Introduction
The issue of routing security has been an object of constant attention by the industry for more than a decade. BGP vulnerabilities were identified as early as 1988 and many of them still exist today. Despite seeming fragility, global inter-domain routing of the Internet demonstrated exceptional stability and robustness. Indeed, apart from a few high-profile cases when intentional or unintentional configuration mistakes affected global routing for a limited time, threats from the routing system rarely endanger service providers’ commitments.
Long-term data and analysis on frequency and types of BGP attacks are an important element in informing operator’s risk assessment and selection of adequate tools and approaches. What level of attack has there been in the past — to what extent do security incidents happen, but go unnoticed, or get dealt with inside a single network, possibly introducing collateral damage? Are the number and impact of service disruptions and malicious activity stable, increasing or decreasing? Can we understand why, and track it collectively?
This workshop was intended to address these and other questions related to the issue of routing resiliency and was next in the series of events organized by the Internet Society in our effort to foster improvements in the resiliency of the Internet routing system and facilitate adoption of common solutions and best practices in this area
Executive summary
The workshop was divided into three main sections. The scope and main conclusions from these sessions are provided below:
- Measurement methodology and frameworks
The focus of this session was on different methodologies, their limitations and available data sets used for the analysis of suspicious events related to inter-domain routing in the Internet.
Several different methodologies of BGP and traffic data analysis were presented. They use different approaches and data sets (e.g. historical BGP data, registry data, traffic flow data, or their combinations) and might be complementary. Correlation of these data can yield deeper insight.
- Research analysis and operational dataIn this session participants looked at the data related to routing resilience coming both from the research as well from the operational experience. Participants explored how these data related to risks, vulnerabilities and threats.Research data shows a relatively small number of routing incidents. This number goes up if a greater margin is allowed for false positives. It is difficult to say how much goes under the radar.
This corresponds well to the operator experience. It is quite possible that the actual number of incidents is higher, but they either go unnoticed, or get attributed to other causes. Operator’s focus on routing security in a narrow sense is limited, more attention is on routing resilience in a wider sense.
- Metrics and long-term monitoring
In this session participants discussed what metrics could be a useful representation of routing resiliency in the Internet. How can these metrics be used in improving routing resiliency? What data is needed and what needs to be done to get these metrics collected? Is there a need for a long-term monitoring and trend analysis and what can be done in this area?

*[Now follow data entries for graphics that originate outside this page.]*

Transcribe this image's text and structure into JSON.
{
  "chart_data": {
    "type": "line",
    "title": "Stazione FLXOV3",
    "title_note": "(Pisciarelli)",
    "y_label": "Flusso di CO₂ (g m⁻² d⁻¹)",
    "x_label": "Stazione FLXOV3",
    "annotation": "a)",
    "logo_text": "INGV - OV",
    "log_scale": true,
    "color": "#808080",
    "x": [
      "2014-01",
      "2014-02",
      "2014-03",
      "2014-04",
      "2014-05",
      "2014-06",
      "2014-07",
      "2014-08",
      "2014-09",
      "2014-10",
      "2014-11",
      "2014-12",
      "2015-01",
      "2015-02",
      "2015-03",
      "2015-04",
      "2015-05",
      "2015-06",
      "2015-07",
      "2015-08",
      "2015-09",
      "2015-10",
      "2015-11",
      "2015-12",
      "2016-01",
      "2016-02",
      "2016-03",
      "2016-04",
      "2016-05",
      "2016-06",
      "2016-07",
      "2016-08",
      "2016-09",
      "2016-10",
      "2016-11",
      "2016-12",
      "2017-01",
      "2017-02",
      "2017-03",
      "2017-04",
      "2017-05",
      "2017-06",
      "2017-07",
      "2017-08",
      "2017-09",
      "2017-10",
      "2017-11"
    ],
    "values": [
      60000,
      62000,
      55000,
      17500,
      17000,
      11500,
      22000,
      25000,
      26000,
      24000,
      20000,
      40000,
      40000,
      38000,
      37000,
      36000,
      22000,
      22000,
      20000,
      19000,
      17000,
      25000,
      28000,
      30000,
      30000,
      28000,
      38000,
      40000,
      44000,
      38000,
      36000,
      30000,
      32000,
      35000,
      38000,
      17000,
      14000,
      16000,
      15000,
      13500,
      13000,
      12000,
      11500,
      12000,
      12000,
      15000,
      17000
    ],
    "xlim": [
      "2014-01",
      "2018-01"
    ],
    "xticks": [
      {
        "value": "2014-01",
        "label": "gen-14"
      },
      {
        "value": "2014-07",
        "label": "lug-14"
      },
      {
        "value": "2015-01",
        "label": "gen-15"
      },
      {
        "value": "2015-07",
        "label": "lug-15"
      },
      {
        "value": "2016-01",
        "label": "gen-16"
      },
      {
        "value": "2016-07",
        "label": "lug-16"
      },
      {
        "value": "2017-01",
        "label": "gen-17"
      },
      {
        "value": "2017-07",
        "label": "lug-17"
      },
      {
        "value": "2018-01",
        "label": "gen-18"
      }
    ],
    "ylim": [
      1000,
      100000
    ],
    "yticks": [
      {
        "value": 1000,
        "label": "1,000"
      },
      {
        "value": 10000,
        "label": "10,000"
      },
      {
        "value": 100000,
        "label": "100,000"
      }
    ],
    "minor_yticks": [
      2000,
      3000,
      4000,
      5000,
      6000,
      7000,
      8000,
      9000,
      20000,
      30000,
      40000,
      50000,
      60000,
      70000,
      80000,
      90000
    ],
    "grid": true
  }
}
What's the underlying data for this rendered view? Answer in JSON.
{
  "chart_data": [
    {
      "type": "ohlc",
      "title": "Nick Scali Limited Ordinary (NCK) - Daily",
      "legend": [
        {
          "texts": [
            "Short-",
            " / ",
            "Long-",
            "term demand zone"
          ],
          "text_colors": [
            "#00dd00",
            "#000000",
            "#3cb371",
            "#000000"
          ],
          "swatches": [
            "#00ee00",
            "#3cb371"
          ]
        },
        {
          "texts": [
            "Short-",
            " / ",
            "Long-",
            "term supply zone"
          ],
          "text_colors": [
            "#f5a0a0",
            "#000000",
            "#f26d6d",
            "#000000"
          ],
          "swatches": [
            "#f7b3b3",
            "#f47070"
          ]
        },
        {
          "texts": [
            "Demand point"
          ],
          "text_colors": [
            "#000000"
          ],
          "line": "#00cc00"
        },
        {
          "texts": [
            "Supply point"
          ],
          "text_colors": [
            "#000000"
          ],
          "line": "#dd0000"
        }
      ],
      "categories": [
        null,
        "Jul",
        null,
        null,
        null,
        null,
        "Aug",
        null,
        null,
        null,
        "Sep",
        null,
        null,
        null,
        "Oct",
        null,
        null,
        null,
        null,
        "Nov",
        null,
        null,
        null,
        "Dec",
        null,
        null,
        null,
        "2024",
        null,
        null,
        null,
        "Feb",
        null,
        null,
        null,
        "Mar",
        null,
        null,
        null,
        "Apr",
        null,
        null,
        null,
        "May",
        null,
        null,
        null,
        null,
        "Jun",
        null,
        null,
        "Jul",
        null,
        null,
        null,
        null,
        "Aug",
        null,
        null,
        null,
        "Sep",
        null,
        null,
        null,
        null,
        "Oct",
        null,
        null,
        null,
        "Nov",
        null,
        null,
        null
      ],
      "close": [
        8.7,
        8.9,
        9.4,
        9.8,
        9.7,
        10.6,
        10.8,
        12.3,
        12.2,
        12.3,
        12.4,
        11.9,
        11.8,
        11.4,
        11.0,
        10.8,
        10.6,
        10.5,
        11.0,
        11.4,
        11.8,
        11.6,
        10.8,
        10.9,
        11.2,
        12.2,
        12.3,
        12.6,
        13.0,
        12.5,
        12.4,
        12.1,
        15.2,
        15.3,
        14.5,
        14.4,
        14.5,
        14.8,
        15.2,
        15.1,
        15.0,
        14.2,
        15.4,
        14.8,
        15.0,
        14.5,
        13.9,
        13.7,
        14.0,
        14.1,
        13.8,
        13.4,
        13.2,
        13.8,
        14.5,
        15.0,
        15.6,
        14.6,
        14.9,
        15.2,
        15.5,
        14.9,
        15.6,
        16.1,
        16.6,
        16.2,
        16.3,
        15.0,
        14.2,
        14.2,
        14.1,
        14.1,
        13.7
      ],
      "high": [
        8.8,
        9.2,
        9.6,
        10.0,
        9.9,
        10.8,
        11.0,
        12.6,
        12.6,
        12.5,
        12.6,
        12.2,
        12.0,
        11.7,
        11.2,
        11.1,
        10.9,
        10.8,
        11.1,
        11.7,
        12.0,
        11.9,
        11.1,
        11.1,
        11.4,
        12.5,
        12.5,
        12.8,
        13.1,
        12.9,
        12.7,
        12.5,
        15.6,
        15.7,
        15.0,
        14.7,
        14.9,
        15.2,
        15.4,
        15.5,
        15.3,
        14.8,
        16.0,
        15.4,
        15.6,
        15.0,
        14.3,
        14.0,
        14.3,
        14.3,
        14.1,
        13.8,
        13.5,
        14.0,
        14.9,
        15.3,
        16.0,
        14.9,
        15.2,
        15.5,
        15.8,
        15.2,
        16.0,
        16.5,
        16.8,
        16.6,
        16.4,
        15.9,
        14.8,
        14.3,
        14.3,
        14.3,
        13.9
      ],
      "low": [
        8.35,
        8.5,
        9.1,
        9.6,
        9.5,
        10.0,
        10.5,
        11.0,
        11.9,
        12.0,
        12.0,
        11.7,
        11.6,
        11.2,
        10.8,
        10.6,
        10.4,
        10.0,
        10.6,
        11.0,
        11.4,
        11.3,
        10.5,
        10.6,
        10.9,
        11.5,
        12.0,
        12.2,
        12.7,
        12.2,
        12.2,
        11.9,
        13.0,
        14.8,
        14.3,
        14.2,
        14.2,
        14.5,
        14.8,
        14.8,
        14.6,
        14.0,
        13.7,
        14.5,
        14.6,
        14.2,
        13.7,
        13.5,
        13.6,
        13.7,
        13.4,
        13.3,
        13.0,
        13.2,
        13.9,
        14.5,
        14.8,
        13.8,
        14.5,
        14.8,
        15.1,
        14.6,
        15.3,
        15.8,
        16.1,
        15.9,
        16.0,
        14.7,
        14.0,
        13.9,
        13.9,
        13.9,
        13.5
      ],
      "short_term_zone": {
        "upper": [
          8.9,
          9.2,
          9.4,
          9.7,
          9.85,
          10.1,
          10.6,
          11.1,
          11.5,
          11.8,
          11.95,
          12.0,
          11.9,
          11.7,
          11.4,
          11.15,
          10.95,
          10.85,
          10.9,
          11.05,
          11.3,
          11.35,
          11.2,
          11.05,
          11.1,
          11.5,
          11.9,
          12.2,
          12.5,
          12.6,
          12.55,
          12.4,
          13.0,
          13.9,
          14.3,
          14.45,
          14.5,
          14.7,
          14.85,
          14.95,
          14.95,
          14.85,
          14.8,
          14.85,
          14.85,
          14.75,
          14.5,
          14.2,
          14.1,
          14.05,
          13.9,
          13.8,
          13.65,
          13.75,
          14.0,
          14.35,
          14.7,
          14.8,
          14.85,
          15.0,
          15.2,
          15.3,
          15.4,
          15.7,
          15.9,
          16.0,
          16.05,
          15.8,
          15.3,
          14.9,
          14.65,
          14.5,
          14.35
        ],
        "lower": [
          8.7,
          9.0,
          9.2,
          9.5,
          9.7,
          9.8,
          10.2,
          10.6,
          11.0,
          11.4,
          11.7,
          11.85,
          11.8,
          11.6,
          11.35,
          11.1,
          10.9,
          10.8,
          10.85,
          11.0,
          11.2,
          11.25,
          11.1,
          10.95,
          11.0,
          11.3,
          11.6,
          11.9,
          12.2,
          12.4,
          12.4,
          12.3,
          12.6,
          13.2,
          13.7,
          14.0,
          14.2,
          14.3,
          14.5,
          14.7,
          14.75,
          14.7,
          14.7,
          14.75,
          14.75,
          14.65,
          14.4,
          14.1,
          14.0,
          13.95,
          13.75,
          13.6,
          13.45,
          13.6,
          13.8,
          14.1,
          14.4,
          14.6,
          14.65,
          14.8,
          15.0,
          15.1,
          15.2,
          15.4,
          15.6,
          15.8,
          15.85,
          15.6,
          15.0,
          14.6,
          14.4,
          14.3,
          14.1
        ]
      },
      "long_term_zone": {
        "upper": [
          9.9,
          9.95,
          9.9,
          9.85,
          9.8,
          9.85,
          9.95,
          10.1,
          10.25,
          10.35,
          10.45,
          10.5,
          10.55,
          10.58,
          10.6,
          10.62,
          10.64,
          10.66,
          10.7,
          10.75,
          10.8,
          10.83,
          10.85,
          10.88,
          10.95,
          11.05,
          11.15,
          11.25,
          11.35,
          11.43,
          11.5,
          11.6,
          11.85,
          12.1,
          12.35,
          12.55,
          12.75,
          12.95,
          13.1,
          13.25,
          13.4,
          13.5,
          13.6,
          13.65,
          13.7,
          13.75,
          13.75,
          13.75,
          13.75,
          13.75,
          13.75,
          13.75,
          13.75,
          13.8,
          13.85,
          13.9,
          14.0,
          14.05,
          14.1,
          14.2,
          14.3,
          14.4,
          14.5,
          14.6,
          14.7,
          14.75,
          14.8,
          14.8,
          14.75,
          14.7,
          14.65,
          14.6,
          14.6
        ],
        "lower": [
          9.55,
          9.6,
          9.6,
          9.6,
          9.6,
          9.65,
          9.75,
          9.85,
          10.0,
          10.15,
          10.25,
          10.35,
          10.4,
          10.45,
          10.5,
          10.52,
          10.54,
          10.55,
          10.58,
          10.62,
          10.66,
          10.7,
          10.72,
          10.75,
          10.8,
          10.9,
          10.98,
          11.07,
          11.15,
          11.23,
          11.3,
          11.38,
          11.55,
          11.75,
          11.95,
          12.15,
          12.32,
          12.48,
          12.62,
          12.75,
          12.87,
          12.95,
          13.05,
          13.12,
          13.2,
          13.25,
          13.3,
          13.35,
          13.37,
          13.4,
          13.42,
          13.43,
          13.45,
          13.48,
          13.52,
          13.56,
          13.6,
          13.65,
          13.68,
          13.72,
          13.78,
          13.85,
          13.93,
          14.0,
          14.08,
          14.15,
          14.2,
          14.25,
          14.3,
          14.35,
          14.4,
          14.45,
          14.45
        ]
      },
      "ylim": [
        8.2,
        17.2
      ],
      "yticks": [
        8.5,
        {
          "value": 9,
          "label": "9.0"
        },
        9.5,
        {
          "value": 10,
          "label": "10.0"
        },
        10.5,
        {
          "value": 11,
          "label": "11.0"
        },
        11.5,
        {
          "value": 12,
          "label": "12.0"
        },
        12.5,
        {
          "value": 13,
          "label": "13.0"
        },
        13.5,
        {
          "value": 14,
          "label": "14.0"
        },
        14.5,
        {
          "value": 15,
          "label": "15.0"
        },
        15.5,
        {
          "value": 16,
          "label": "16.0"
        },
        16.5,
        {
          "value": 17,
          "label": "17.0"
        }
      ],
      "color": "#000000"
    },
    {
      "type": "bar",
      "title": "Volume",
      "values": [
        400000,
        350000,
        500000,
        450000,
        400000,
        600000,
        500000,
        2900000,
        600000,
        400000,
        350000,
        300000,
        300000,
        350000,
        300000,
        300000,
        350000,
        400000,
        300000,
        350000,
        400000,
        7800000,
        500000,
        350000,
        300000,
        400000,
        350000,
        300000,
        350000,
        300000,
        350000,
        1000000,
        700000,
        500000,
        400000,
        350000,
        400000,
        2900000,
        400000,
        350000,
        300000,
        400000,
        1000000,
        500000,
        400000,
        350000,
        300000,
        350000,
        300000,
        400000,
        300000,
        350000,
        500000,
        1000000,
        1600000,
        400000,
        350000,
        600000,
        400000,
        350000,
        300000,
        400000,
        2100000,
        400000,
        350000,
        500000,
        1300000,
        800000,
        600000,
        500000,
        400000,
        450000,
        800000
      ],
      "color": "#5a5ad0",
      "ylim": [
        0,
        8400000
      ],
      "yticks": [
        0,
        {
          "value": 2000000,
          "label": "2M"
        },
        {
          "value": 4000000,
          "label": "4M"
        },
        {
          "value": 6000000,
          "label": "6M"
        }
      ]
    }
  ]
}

While the current state of routing resilience may look acceptable, long-term monitoring and trend analysis is necessary for better awareness and as an early warning system. Definition of useful and actionable metrics is crucial here.
Future Directions
- Measurement methodology and frameworks
The development of such metrics that can usefully and consistently describe the state of the routing resiliency could be very useful for long-term monitoring and trend analysis, and in fact can facilitate such efforts. Part of the problem lies in the fact that there is also no vocabulary used to describe various incidents. The development of common vocabulary is crucial for collection of consistent operational statistics.
-
More research into “false negatives” – how much is going unnoticed
From an operator’s perspective and the utility of tools based on the analysis of the routing system the reduction of false positives in the main objective. However from a point of view of the overall understanding of the resiliency of the routing system it is important to estimate how much, or what types of the events got filtered out or have not been noticed at all.
-
Raising awareness of the real safety level
If an operator is not monitoring violations of their routing policy (route hijacks, leaks, etc.) they are not aware of real threats coming from the routing system. Subsequently, there is little motivation to deploy additional controls. Also, the effectiveness of the deployed measures is hard to estimate.
-
Focus on the low hanging fruit – existing best practices tailored to what needs to be most protected
Deployment of some of the best practices, including prefix filtering, limiting number of prefixes received from a neighbor, as well as improvements in the detection and mitigation techniques can be the most effective first step in improving routing resilience. The application of these practices is well understood and if coupled with operator’s understanding of the critical elements of the infrastructure, can result in a substantial protection.